The Attempt at a Solution

required is speed:
V = \sqrt{(1.5m/s)^2 + 2(1.6m/s^2)(5.0m)}
Speed = 4.27m/s

i don't know about this but what I am confused is that will the gravity be positive when you need a scalar?

 

[PhanthomJay]

Homework Statement

A lunar lander is making its descent to the moon Base I. THe lander descends slowly under the reto-thrust of its descent engine. The engine is cut off when the lander is 5.0m above the surface and has a downward speed of 1.5m/s. With the engine off, the lander is in free fall. What is the speed of the lander just before it touches the surface? The acceleration due to gravity on the moon is 1.6m/s^2

Homework Equations

i used
V^2 = V_0^2 + 2g(y - y_0)

The Attempt at a Solution

required is speed:
V = \sqrt{(1.5m/s)^2 + 2(1.6m/s^2)(5.0m)}
Speed = 4.27m/s

i don't know about this but what I am confused is that will the gravity be positive when you need a scalar?

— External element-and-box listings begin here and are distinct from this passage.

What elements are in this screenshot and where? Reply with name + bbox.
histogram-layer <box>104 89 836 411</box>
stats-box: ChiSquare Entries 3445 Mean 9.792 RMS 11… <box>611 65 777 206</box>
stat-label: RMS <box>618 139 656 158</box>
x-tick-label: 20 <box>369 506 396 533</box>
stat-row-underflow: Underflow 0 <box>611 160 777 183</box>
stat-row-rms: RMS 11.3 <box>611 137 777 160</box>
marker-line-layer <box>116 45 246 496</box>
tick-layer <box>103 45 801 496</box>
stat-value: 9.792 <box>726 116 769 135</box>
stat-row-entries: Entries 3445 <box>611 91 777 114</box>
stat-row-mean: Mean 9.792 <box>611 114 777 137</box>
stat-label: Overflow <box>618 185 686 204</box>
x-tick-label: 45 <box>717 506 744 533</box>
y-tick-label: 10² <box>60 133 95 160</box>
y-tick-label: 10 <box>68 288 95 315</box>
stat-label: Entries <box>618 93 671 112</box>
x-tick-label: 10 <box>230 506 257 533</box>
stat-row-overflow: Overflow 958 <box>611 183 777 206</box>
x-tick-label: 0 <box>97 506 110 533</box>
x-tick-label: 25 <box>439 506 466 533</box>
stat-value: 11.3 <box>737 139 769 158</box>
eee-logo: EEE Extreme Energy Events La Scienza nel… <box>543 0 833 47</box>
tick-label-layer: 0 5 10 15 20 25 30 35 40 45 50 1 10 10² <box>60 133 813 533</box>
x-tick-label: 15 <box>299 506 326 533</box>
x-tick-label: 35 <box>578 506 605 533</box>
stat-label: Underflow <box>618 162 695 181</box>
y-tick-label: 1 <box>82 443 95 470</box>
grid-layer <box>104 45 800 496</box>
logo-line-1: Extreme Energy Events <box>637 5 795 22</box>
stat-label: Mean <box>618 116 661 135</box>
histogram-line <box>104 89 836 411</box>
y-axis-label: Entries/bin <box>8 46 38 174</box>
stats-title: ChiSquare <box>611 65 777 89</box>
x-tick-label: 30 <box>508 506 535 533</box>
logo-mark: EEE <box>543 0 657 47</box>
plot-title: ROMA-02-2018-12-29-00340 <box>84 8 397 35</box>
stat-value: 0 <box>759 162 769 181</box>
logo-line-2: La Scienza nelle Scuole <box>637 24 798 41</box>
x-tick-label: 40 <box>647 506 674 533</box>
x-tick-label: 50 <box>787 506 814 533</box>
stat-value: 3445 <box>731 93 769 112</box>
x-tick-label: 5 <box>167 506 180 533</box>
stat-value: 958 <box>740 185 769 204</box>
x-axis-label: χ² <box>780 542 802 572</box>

Velocity, acceleration, and displacement are vector quantities. You chose downward as the positive direction. You could have chosen downward as the negative direction, in which case your equation would have read:
V = \sqrt{-1.5m/s)^2 + 2(-1.6m/s^2)(-5.0m)}
and you get the same result for V.

 

[Edwardo_Elric]

are u sure?
and thanks a lot
speed is velocity in this problem?

 

[PhanthomJay]

are u sure?
and thanks a lot
speed is velocity in this problem?

No, the velocity is 4.27m/s downward. The speed is the magnitude of the velocity, or 4.27m/s.